Il faut se demander comment les petits éleveurs, qui survivent péniblement dans cet environnement hostile où ils ont cependant réussi à établir un équilibre précaire avec une nature encore relativement préservée (de nombreuses zones touchées par le rallye sont classées en zones naturelles protégées), réagiront au passage des concurrents. Plus préoccupantes encore seront les conséquences de l’après-rallye dans des régions où les habitats dispersés se trouvent bien souvent sur des tierras fiscales, des terres publiques. Les droits d’occupation attribués par les autorités prévoient que les habitants de ces terres peuvent les exploiter mais, comme ils n’en sont pas propriétaires, ils ne pourront pas bénéficier de dédommagements si elles sont affectées par le passage du rallye.

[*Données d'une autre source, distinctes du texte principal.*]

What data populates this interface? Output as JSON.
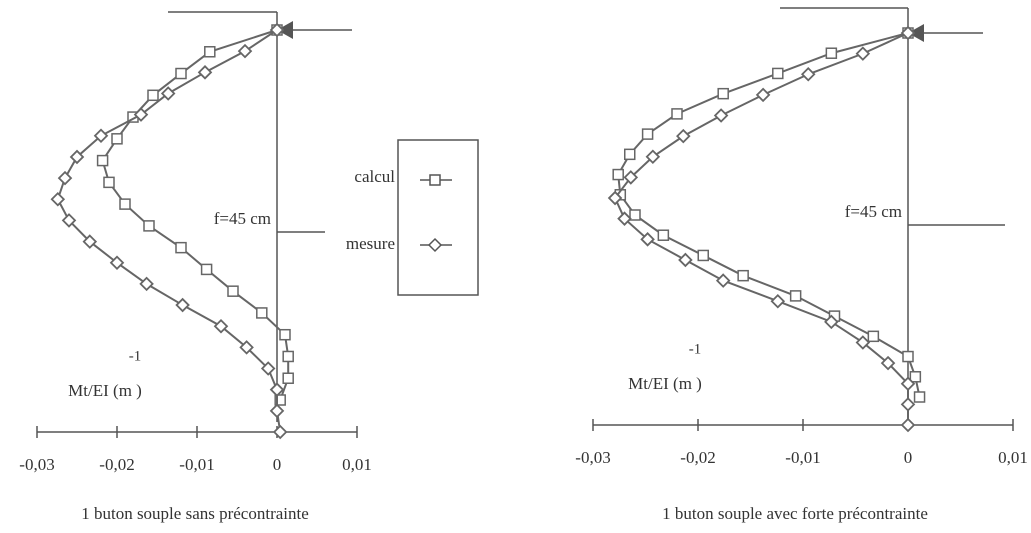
{
  "chart_data": [
    {
      "type": "line",
      "caption": "1 buton souple sans précontrainte",
      "annotation": "f=45 cm",
      "xlabel": "Mt/EI (m )",
      "xlabel_exp": "-1",
      "xlim": [
        -0.03,
        0.01
      ],
      "xticks": [
        {
          "value": -0.03,
          "label": "-0,03"
        },
        {
          "value": -0.02,
          "label": "-0,02"
        },
        {
          "value": -0.01,
          "label": "-0,01"
        },
        0,
        {
          "value": 0.01,
          "label": "0,01"
        }
      ],
      "series": [
        {
          "name": "calcul",
          "marker": "square",
          "color": "#666",
          "values": [
            0,
            -0.0084,
            -0.012,
            -0.0155,
            -0.018,
            -0.02,
            -0.0218,
            -0.021,
            -0.019,
            -0.016,
            -0.012,
            -0.0088,
            -0.0055,
            -0.0019,
            0.001,
            0.0014,
            0.0014,
            0.0004
          ]
        },
        {
          "name": "mesure",
          "marker": "diamond",
          "color": "#666",
          "values": [
            0,
            -0.004,
            -0.009,
            -0.0136,
            -0.017,
            -0.022,
            -0.025,
            -0.0265,
            -0.0274,
            -0.026,
            -0.0234,
            -0.02,
            -0.0163,
            -0.0118,
            -0.007,
            -0.0038,
            -0.0011,
            0,
            0,
            0.0004
          ]
        }
      ]
    },
    {
      "type": "line",
      "caption": "1 buton souple avec forte précontrainte",
      "annotation": "f=45 cm",
      "xlabel": "Mt/EI (m )",
      "xlabel_exp": "-1",
      "xlim": [
        -0.03,
        0.01
      ],
      "xticks": [
        {
          "value": -0.03,
          "label": "-0,03"
        },
        {
          "value": -0.02,
          "label": "-0,02"
        },
        {
          "value": -0.01,
          "label": "-0,01"
        },
        0,
        {
          "value": 0.01,
          "label": "0,01"
        }
      ],
      "series": [
        {
          "marker": "square",
          "color": "#666",
          "values": [
            0,
            -0.0073,
            -0.0124,
            -0.0176,
            -0.022,
            -0.0248,
            -0.0265,
            -0.0276,
            -0.0274,
            -0.026,
            -0.0233,
            -0.0195,
            -0.0157,
            -0.0107,
            -0.007,
            -0.0033,
            0,
            0.0007,
            0.0011
          ]
        },
        {
          "marker": "diamond",
          "color": "#666",
          "values": [
            0,
            -0.0043,
            -0.0095,
            -0.0138,
            -0.0178,
            -0.0214,
            -0.0243,
            -0.0264,
            -0.0279,
            -0.027,
            -0.0248,
            -0.0212,
            -0.0176,
            -0.0124,
            -0.0073,
            -0.0043,
            -0.0019,
            0,
            0,
            0
          ]
        }
      ]
    }
  ]
}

Dans la ville de Neuquén, la population semble plutôt contente de voir arriver une course internationale. «Nous sommes très contents que des gens viennent du monde entier pour connaître notre pays», disait une personne interrogée par la télévision à Buenos Aires. Les différences de point de vue autour du rallye me rappellent la typologie des populations de Patagonie par un ami argentin. Il considère la classe moyenne, issue dans sa grande majorité de vagues d’immigrants en provenance d’autres provinces plus septentrionales de l’Argentine, comme porteuse d’une «identité prostituée». Ces personnes sont arrivées en Patagonie durant la deuxième moitié du XXe siècle pour y occuper les positions supérieures dans l’administration, l’industrie et les services. Patagon convaincu, mon ami évoque une certaine lassitude à les écouter rêver de Buenos Aires, la grande ville, ainsi que d’impossibles voyages vers l’Europe. Une Europe mythifiée où ils projettent leurs racines: ils sont des descendants d’Européens et ne l’oublient pas! Ils seraient capables de prostituer leur âme pour partir, sortir, fuir la Patagonie, explique mon ami. Alors le Dakar, pour eux, c’est le pied! C’est l’Europe, le monde, devant leur porte, chez eux. Ils iront admirer les véhicules, regarder les étrangers - des vrais - tout en s’essayant à quelques mots d’anglais, de français ou d’allemand. Les autres, les Patagons, les vrais, se divisent, toujours selon mon ami, entre des ouvriers ou exploitants agricoles fiers de leurs origines tant argentines que patagones et des autochtones, les Indiens mapuche. La frange rurale de ces deux catégories sera vraisemblablement celle qui payera le plus fort tribut au Dakar. Il ne reste qu’à enfermer les troupeaux en attendant que ne retombent les volutes de terres soulevées par les bolides.